Nicht jedem fiel auf Anhieb leicht, seine Unbekümmertheit so zu akzeptieren, aber seine offene und unkomplizierte Art, seine Leichtigkeit und Aufrichtigkeit im Umgang mit anderen, vor allem aber seine überzeugenden Leistungen brachten ihn umgehend als tollen und sympathischen Sportkameraden mitten in jedes Team und seine Vielseitigkeit in den Kurzstreckendisziplinen unterstrichen seine Stellung als Ausnahmeathlet im Radsport.

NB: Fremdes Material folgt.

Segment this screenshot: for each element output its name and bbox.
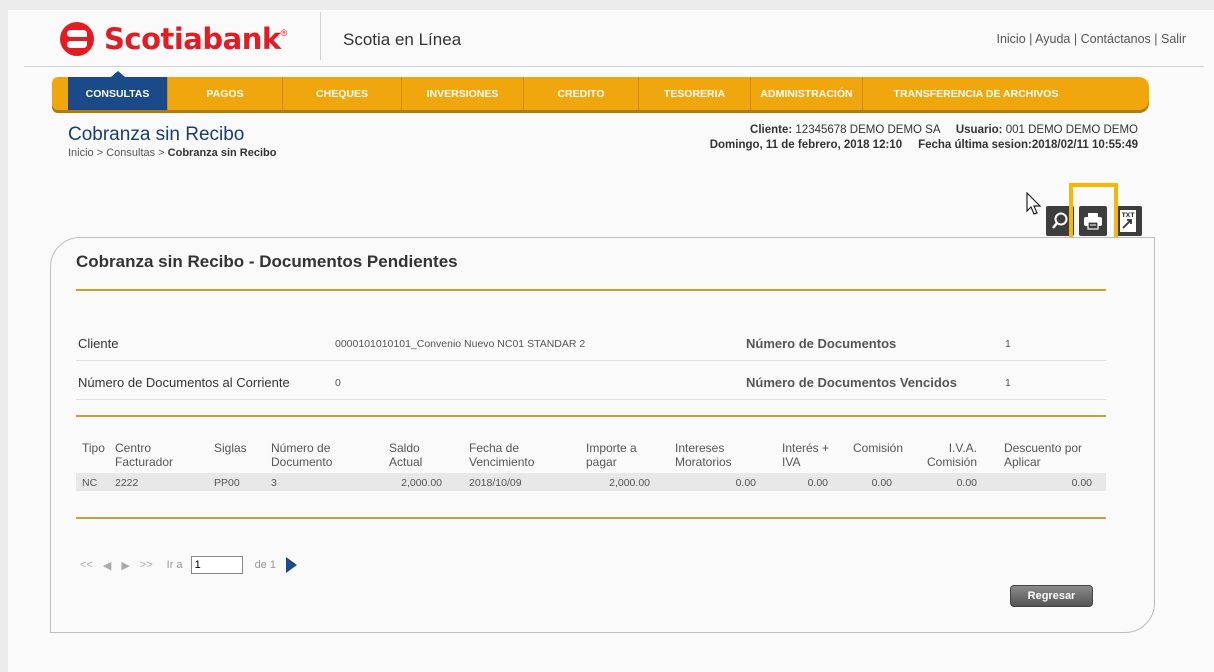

Emu, der Junge aus Burg, ließ schon zu Beginn seiner langen erfolgreichen Laufbahn die Fachwelt aufhorchen, als er 1975, noch neunzehnjährig, Landesmeister im 1.000 m Zeitfahren wurde und das 1976 wiederholte und spät in seiner Karriere im Alter von 35 Jahren krönte er seine Laufbahn sogar mit dem Regenbogentrikot im Tandemfahren.

 

Was jedoch allen Radsportbegeisterten in besonderer Erinnerung bleibt, sind seine großen Erfolge gegen die internationale und nationale Konkurrenz in der Königsdisziplin, dem Sprint, über viele Jahre.

Beeindruckend waren neben seinen vielen Titeln im nationalen Maßstab auch seine vielen großen internationalen Erfolge im Sprint. Er holte sich u.a. 18 Grand-Prix-Siege, darunter 2 mal den GP der DDR, dreimal den GP von Berlin, gewann die Gesamtwertung beim GP der sozialistischen Länder und die Champion of Champions Trophy. Zu seinen größten Erfolgen zählen die beiden Vizeweltmeistertitel im Sprint 1977 und 1978 und herausragend ist seine WM-Bronzemedaille 1975 im Sprint, als er im Finale von LüttichRocourt den großen Sprinter und mehrfachen Weltmeister „Tutti“ Geschke bezwang. Da war Emu noch nicht einmal 20 Jahre.

Und bis zum Schluss waren Radsport, Körperertüchtigung, Gesunderhaltung und eine positive Sicht auf das Leben sein Credo. Ein großer Rennfahrer und guter Freund ist viel zu früh von uns gegangen. Wir Verbliebenen werden Dich, Emu, nicht vergessen. Du warst, wo wir sind und wir werden sein, wo Du bist.

Thomas Huschke

Einst Ausnahmeathlet, später geschätzter Trainer – Emu blieb dem Radsport immer treu.

Emu – so bleibt er uns in Erinnerung: stark, leidenschaftlich, unverwechselbar.